Подорожник поморщился. Сложил ладони, как две лодки днищами наружу:
— Не фокусы. Не летающие предметы. Не ощущение превосходства. Даже не чувство свободы. Потому что я, например, не свободен, как крыса в самой тесной клетке. Или ты спросишь, кто такая крыса?
Варан молчал.
Подорожник глубоко вздохнул и разжал ладони. Навстречу Варану выпорхнула ярко-красная горящая бабочка. Огонь стелился шлейфом, размазывал очертания крыльев; бабочка опустилась на карту, но бумага не вспыхнула, как можно было ждать. Насекомое замерло. Пламя поднималось над ним, как парус. Бабочка горела, не сгорая.
— Я знаю, кто такие маги, — сказал Варан, осторожно отодвигаясь. — Я слышал много историй… а если ты хочешь объяснить мне, как это быть магом… то я ведь все равно не пойму.
— Поймешь, — сказал Лереаларуун. — Одно дело — производить на свет монстриков, вроде этого, — он кивнул на бабочку. — Другое дело — выпустить под небо хоть одну настоящую птицу… Так, чтобы она прожила птичий век, оставила потомство и сложила кости где-нибудь подо мхом.
— Не понимаю, — пробормотал Варан.
— Тогда просто слушай, вспомнишь потом… Много еще осталось?
Варан не сразу понял, что речь идет о копировании карты.

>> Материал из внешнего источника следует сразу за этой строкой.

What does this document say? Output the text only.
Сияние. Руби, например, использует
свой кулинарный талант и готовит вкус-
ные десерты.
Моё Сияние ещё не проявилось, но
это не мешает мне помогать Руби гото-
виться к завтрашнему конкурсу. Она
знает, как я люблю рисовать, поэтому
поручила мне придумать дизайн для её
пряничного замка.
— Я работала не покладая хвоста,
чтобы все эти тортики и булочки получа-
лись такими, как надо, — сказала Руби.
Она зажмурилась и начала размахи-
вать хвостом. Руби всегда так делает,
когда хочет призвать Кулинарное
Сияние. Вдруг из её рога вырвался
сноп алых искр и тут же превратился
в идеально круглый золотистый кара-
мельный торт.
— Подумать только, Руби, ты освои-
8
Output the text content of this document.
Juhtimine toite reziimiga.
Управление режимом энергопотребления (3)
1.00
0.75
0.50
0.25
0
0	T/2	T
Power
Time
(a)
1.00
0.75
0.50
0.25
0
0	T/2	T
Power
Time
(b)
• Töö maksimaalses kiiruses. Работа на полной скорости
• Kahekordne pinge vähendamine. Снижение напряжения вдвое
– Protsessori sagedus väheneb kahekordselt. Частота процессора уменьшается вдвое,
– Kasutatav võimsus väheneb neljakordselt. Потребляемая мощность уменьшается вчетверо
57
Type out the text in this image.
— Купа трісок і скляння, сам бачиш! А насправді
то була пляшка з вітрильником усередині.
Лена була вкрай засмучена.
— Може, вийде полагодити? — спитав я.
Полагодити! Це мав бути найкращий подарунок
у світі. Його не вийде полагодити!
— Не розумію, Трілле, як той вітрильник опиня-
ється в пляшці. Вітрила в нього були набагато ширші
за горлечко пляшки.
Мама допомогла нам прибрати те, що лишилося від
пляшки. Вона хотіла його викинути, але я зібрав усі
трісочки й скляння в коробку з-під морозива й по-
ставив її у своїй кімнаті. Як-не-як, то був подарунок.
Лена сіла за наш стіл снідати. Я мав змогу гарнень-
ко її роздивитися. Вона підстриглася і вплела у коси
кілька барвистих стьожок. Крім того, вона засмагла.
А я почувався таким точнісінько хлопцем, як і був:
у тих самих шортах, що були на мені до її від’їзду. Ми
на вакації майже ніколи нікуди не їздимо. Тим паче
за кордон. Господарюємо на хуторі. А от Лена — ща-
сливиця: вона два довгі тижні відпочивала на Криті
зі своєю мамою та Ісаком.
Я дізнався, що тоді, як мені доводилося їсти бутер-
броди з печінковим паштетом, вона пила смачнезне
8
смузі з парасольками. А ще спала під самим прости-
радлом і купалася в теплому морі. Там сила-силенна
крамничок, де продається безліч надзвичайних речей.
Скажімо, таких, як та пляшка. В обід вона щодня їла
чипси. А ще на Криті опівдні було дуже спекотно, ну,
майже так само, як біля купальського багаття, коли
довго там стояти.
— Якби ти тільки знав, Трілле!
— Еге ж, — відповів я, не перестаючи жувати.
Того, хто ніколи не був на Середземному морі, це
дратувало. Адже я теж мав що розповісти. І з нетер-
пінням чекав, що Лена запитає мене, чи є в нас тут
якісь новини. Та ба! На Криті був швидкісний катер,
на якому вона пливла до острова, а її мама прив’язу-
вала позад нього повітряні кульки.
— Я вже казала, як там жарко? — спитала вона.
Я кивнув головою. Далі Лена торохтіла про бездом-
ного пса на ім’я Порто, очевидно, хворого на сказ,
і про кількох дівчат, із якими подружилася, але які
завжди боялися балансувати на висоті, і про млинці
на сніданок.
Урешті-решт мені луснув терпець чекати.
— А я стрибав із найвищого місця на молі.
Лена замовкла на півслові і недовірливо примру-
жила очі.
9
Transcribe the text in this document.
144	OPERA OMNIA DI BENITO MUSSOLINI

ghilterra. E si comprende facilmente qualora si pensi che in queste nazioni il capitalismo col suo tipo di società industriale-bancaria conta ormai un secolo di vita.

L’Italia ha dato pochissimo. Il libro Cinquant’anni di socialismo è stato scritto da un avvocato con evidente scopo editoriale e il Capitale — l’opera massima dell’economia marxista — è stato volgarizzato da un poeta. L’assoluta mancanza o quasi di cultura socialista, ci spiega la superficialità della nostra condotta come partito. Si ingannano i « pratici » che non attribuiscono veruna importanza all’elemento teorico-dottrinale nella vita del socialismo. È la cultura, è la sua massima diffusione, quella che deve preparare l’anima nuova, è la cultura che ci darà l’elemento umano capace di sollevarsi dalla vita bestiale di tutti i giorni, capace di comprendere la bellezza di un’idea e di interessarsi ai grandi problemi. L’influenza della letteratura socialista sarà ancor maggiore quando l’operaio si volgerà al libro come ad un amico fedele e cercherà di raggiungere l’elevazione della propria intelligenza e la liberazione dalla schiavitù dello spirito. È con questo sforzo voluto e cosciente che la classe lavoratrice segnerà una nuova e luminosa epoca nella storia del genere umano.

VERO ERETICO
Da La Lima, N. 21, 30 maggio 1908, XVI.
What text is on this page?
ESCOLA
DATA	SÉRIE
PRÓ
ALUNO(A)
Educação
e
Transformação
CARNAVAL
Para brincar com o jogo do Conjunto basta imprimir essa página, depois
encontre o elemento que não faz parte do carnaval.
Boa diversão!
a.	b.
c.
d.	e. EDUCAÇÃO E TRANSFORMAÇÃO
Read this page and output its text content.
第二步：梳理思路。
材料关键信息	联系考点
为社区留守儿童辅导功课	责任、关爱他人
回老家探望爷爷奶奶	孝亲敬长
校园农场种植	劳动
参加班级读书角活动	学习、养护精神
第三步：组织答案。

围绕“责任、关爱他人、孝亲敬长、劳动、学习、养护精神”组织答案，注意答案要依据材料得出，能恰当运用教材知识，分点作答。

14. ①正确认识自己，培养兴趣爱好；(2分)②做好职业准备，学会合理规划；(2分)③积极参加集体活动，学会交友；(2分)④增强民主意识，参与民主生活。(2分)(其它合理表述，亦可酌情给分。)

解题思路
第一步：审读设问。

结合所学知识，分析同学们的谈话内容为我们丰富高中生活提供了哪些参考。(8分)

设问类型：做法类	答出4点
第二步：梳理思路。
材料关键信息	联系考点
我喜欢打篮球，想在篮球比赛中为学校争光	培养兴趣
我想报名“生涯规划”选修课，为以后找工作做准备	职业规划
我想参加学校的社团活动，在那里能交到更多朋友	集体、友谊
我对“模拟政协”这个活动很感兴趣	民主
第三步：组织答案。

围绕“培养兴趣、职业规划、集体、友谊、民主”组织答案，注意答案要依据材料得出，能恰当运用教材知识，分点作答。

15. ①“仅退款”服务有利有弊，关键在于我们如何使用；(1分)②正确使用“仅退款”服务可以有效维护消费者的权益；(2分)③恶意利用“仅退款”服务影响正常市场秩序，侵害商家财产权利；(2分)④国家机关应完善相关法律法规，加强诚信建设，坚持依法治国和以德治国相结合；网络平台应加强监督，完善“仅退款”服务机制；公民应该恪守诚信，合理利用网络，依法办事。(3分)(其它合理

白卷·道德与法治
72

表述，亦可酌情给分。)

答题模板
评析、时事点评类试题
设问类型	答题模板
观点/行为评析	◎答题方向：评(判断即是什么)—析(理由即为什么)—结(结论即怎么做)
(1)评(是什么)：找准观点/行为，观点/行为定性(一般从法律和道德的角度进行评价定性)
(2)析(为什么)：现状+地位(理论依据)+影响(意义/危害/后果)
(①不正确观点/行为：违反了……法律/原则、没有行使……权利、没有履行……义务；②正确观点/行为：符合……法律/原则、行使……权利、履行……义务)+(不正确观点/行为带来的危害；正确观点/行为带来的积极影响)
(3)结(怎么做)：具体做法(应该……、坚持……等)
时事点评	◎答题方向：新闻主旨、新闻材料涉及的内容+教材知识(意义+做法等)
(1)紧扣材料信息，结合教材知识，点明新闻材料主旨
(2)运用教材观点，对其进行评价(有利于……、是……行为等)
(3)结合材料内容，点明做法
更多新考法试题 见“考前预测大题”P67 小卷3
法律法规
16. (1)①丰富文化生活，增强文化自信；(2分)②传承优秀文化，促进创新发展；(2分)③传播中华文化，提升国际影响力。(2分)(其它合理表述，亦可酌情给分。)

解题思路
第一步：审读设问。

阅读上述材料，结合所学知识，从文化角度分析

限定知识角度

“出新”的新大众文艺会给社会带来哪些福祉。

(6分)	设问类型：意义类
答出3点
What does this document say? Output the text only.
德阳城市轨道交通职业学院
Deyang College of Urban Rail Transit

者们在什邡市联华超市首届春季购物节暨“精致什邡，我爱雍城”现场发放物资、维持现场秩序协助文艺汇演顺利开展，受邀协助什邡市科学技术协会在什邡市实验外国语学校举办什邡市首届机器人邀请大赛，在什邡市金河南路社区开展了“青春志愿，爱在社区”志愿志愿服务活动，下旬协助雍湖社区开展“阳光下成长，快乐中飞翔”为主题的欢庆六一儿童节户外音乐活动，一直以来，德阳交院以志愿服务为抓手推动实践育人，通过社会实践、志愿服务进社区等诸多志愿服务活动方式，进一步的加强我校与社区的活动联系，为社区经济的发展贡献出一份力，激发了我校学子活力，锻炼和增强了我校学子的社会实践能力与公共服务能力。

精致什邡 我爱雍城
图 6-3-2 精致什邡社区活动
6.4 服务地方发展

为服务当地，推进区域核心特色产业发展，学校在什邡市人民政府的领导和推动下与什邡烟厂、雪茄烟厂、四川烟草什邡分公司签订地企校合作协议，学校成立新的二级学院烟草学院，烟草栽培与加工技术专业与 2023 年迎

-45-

— Нет, — он поскреб ногтем неудачный штрих. — Все… Все, что я мог сделать. Доплыву…
— Доплывешь, — подтвердил Подорожник. — Маги приносят в мир что-то, чего раньше не было.
— Любая женщина с этим справляется, — подумав, сказал Варан.
Подорожник улыбнулся. Покачал головой. Снова сложил ладони лодочкой:
— Маги… это тайна. Тот, кто принес эту тайну… знает ответы на все вопросы, на любые. Если, конечно, правильно спросить.
— Бродяга, да?
— Да… Бродячая Искра. Он знает, откуда взялся мир и почему он такой… несовершенный. Куда уходят люди после смерти… Знает все.